For those of you coming to the magazine anew, I hope you find something in it that inspires, teaches or even angers you. For anyone who has picked up a copy before, I hope we can match—if not beat—the expectations you’ve gained from the years preceding us. From the new uni smoking ban, to why you should eat insects, there’s something to suit everyone’s taste (so to speak).
Read Farrago, think about it, love it. And if you don’t, get in touch and tell us why—we want to hear your thoughts!
My friends still have no idea what I’m talking about when I tell them what I’m doing for work. “What, so you just choose what goes in the magazine?” goes a common reply. “So it’s mainly fixing grammar and punctuation?” goes another. And much of the time I struggle to answer them, because even I’m still figuring out what being a Farrago editor actually means.
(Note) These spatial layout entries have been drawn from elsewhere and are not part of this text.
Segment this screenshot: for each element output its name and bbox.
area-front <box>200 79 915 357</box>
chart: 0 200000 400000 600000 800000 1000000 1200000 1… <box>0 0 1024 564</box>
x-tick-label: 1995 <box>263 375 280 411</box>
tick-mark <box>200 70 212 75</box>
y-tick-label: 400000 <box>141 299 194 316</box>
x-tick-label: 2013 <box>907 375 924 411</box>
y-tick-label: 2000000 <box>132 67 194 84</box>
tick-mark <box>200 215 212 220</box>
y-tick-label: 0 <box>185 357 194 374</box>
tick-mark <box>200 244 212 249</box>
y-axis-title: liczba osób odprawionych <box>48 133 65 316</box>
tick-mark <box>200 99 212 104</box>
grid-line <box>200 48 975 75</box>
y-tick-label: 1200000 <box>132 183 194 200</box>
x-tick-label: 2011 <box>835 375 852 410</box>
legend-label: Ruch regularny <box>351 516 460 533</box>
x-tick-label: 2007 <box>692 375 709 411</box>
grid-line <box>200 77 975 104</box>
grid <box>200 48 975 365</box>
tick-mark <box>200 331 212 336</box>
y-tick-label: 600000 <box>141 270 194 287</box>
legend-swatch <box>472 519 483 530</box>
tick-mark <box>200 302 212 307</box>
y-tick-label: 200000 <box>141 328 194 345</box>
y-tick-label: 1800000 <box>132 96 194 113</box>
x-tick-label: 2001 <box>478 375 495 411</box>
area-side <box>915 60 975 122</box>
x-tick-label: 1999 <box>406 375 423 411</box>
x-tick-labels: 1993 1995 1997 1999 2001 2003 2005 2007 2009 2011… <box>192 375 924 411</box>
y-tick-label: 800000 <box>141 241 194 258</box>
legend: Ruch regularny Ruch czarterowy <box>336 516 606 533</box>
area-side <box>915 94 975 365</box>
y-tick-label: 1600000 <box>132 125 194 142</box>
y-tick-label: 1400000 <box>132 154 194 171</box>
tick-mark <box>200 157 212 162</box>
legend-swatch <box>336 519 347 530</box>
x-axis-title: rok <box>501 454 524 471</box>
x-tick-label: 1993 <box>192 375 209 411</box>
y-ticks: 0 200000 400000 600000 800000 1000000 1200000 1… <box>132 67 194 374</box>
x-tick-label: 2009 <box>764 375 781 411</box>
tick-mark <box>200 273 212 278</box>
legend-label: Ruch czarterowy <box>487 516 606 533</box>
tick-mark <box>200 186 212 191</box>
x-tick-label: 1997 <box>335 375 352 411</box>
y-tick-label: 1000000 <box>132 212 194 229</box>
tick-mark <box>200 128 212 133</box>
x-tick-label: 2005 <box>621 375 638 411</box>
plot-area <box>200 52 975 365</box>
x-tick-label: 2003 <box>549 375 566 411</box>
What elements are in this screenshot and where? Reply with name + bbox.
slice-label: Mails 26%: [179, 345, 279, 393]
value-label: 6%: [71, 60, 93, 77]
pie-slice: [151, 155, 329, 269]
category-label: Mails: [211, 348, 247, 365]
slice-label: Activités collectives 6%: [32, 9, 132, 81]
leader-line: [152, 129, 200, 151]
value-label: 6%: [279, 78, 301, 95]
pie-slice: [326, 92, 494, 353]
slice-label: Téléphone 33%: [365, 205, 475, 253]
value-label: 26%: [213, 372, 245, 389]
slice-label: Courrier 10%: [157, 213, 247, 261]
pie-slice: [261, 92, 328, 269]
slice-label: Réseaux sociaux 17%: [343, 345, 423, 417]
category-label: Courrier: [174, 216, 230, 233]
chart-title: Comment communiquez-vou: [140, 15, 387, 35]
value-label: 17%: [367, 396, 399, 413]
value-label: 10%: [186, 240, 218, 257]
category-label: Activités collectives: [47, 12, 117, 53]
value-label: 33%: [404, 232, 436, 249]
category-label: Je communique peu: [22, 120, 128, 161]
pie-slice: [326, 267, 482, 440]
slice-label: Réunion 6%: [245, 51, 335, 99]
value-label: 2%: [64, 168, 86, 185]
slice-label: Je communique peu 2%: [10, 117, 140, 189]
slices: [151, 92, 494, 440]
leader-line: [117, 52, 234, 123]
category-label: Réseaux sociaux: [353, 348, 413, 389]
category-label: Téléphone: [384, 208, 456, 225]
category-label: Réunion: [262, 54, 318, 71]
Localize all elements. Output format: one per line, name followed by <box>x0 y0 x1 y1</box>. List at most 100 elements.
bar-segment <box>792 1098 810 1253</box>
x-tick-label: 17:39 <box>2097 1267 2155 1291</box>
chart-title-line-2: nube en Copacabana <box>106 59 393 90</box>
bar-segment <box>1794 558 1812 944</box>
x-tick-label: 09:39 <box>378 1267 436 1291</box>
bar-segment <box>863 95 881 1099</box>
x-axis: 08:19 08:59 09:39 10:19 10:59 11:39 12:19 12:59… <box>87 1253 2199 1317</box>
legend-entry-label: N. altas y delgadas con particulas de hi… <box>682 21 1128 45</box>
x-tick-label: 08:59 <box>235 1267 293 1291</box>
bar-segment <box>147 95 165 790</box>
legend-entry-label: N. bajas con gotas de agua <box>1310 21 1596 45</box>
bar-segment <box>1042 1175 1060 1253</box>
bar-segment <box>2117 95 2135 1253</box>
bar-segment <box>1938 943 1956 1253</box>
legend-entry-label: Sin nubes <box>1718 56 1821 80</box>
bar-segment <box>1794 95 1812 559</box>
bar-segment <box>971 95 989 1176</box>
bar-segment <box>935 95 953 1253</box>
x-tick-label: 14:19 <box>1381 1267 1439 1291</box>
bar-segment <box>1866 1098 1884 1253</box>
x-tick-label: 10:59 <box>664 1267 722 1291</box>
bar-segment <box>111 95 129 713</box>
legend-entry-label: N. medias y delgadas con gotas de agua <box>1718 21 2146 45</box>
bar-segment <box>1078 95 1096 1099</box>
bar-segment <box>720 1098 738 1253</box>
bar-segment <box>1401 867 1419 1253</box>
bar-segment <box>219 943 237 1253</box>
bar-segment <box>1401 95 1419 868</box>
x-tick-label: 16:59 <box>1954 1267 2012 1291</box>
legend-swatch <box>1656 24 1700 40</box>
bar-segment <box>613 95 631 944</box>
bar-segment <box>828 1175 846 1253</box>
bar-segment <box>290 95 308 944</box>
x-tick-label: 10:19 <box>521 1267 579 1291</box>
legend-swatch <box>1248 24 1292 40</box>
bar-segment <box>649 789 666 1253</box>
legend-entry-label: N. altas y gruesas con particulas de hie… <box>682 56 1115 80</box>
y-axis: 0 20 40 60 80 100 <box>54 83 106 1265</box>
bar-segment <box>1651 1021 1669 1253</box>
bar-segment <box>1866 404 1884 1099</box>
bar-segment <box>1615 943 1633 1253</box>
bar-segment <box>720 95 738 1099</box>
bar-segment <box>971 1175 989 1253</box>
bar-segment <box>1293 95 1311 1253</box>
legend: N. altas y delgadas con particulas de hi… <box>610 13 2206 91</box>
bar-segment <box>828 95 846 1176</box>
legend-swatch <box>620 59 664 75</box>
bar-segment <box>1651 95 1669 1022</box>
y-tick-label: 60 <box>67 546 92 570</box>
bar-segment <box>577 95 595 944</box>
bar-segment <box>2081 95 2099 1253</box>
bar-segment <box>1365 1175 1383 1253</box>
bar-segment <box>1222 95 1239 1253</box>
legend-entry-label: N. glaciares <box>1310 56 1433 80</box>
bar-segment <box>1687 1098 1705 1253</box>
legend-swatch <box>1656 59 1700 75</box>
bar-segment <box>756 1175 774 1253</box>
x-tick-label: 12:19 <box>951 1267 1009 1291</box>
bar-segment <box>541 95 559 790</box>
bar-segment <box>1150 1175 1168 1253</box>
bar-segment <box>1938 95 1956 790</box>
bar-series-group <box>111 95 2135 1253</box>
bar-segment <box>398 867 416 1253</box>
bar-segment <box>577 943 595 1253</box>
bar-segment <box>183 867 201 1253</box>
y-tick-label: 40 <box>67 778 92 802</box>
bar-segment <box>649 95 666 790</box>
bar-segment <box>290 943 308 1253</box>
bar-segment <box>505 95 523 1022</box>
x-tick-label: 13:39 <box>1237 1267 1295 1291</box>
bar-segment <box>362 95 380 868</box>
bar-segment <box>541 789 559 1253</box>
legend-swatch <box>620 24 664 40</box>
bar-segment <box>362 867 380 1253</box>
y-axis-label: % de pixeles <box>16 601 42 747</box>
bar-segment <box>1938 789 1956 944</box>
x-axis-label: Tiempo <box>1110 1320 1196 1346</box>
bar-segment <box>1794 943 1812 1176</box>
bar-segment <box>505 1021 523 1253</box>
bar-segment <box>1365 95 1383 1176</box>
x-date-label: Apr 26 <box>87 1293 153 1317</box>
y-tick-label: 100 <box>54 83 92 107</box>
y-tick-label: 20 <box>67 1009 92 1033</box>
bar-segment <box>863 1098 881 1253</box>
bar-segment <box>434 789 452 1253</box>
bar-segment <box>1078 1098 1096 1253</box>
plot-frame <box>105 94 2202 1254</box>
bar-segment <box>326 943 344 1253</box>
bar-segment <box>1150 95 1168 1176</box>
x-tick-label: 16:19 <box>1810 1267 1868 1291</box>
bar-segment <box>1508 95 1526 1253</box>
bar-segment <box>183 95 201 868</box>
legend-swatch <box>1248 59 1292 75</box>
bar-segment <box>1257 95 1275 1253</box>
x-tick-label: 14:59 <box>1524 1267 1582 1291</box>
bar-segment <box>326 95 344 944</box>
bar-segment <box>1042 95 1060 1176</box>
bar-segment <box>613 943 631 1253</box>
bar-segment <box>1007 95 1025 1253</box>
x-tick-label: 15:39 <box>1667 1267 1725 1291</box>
All I know is that on a daily basis I’m privileged to work with the most enthusiastic and outrageously talented students you could find. I get to publish writers and illustrators who may have never considered the possibility of their work appearing in print. There are too many get to’s and an unnerving absence of have to’s. In what other job would I be able to sit at a desk all morning and read stories ranging from an Australia Day spent in Indonesia to Hitler’s secret obsession with the abominable snowman?
Self-involved rhapsodising aside, there are some great pages ahead, and if you’re not featured in any of them I hope that in future you’ll take the time to get involved and contribute. You get to write about whatever you like, and get fame and devastating sexual magnetism in the process. What could be better?